London 2012 Olympics Strives to Be the Greenest Games

London Mayor Boris Johnson pushed to ban single-use plastic bags before the start of the 2012 Olympic Games. ‘Plastic bags are an unnecessary scourge on our environment and I’ve set out my ambition to make London a plastic bag-free city,’ said Johnson back in 2011. Despite his efforts, the city of London does not have an official bag ban on the record – for now.

Johnson backed a bid in 2008 for an Act of Parliament that would have given London the power to ban free bags given out at stores, but the issue stalled after the ministers and civil servants assured the matter would be addressed. It was not addressed because retailers volunteered to take measures to cut bag use on their own. These measures did reduce plastic bag use; however, the final tally just was not significant enough. Jules Pipe, Chairmen of London Councils, has stated that it is time for action since the retailers failed to live up to their word.

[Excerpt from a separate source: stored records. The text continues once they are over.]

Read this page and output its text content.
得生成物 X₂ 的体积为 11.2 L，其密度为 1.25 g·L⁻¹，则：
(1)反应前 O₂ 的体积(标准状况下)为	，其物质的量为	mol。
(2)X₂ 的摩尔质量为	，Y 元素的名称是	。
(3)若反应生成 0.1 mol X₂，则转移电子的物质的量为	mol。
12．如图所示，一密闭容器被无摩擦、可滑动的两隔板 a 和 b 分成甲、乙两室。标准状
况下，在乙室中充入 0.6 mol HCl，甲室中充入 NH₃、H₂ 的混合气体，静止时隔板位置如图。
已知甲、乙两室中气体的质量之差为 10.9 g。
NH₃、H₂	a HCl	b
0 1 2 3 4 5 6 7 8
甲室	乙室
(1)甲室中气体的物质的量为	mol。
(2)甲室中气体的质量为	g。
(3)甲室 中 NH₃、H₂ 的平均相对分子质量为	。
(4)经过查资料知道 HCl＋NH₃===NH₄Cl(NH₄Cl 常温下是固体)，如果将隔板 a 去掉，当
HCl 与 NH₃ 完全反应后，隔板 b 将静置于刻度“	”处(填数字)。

Fees on Disposable Bags Encourage Reusable Shopping Bag Use

London would require special dispensation from Westminster to create a ban and the Act of Parliament would have granted Westminster the power to implement charges similar to a fee system currently in place in Wales. Johnson has been eyeing the system Wales has in place and has made it clear he thinks this model would work wonderfully in London. Wales charges 5p per plastic bag handed out at the checkout. This fee encourages shoppers to switch to reusable shopping bags to avoid paying the fee. It is estimated that Wales will raise about 3 million pounds a year from this fee – the money will be used to clean up litter and improve parks, waterways, and beaches to reverse the negative effects of plastic bags and the resulting litter.

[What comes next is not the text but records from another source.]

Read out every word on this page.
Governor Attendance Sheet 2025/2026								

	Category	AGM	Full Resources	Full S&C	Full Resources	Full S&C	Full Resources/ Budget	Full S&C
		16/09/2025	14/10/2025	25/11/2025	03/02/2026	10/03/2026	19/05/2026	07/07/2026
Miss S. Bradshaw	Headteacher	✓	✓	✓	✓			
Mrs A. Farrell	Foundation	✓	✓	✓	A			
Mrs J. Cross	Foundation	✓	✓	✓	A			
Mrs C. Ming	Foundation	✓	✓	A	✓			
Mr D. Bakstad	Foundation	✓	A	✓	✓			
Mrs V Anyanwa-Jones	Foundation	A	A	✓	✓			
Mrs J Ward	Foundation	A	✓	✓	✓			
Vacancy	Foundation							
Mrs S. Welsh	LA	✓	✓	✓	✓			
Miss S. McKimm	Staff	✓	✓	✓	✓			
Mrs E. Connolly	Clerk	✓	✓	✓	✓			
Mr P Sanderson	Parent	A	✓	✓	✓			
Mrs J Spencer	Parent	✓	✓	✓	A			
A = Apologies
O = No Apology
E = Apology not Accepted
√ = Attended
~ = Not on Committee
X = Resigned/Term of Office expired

If London were to create a law that mimicked the one in Wales it is estimated that they could reduce plastic bag use within the city by 90% which works out to 1.4 billion bags. This measure could also raise about 8 million pounds, which could benefit organizations in severe need. ‘Whilst London doesn’t have the powers to implement bans or charges, I am keenly following Wales’s efforts to solve this problem,’ said Johnson. Unfortunately, London does not have a ban, but Johnson is doing the right thing and researching a system that works so that when he does have the opportunity to take action he can guide London toward success.

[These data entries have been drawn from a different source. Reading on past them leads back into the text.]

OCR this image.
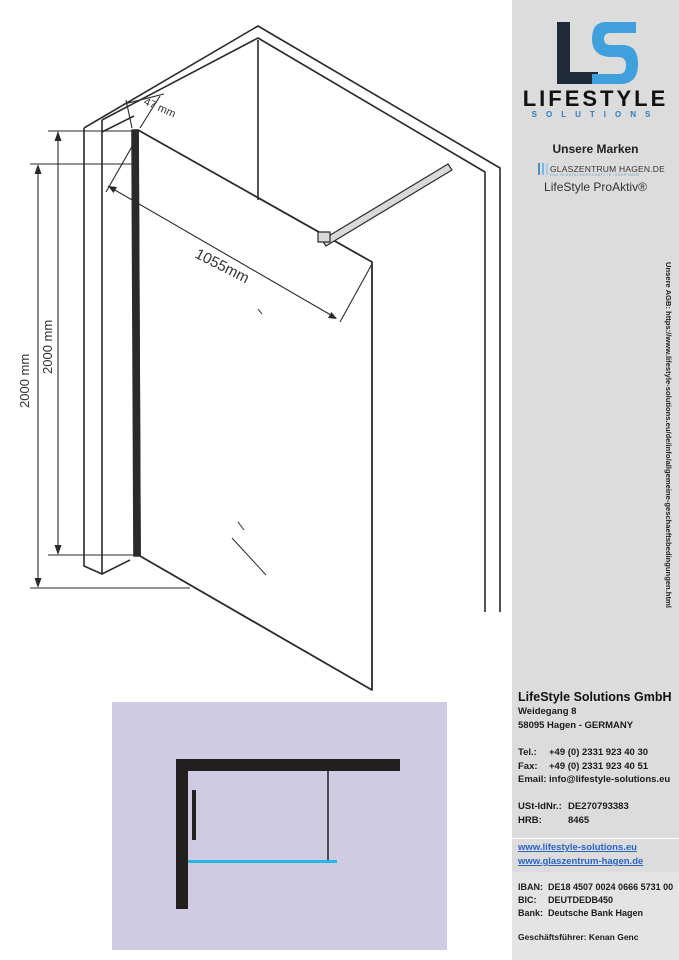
2000 mm
2000 mm
1055mm
47 mm	LIFESTYLE
SOLUTIONS
Unsere Marken
GLASZENTRUM HAGEN.DE
DAS GLASFACHGESCHÄFT IN IHRER NÄHE
LifeStyle ProAktiv®
Unsere AGB: https://www.lifestyle-solutions.eu/de/info/allgemeine-geschaeftsbedingungen.html
LifeStyle Solutions GmbH
Weidegang 8
58095 Hagen - GERMANY
Tel.: +49 (0) 2331 923 40 30
Fax: +49 (0) 2331 923 40 51
Email: info@lifestyle-solutions.eu
USt-IdNr.: DE270793383
HRB:	8465
www.lifestyle-solutions.eu
www.glaszentrum-hagen.de
IBAN: DE18 4507 0024 0666 5731 00
BIC: DEUTDEDB450
Bank: Deutsche Bank Hagen
Geschäftsführer: Kenan Genc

Petition Calls for Plastic Bag Ban During Games

Greener upon Thames, a grassroots group, sent an open letter to The Telegraph calling on Olympic organizers, visitors, suppliers, and sponsors to avoid single-use plastic bags. Together with the Mayor and London Organizing Committee of the Olympic and Paralympic Games (LOCOG), Greener upon Thames started a petition urging for the London 2012 Games to truly be the greenest games ever and ban plastic bags. The petition calls out the global efforts currently underway to ban plastic bags and points to the alarming amount of bags that are used each year. LOCOG pledged to make the 2012 Games “the world’s first truly sustainable Olympic and Paralympic Games, leaving a legacy far beyond the departure of the Olympic Flame” and the petition to bag plastic bans drills this point home. It was signed by countless athletes, environmentalists, and celebrities who back this issue and are passionate about the environment.

These efforts paid off since single-use plastic bags are banned from official shops during the games which run from July 27 through August 12. In the official packaging guidelines, LOCOG states, “We do not permit the use of oxo-degradable plastics or compostable biopolymers, which can find their way into the household waste stream.” Instead reusable and recyclable bags made from low-density polyethylene which contains a minimum of 80 percent recycled material are available and these bags also make great souvenirs. Paper bags will only be available at certain official catering locations for large orders of food that will be taken to go.

Mayor Johnson still has dreams of making London a plastic bag-free city once the games are over and the athletes, coaches, and spectators head home. In the meantime, for the next several weeks he can enjoy hosting the world and having a much reduced environmental impact since there will be far fewer plastic bags in circulation. Once the Games are over it will be back to the business of making a plastic bag ban a more permanent fixture of London.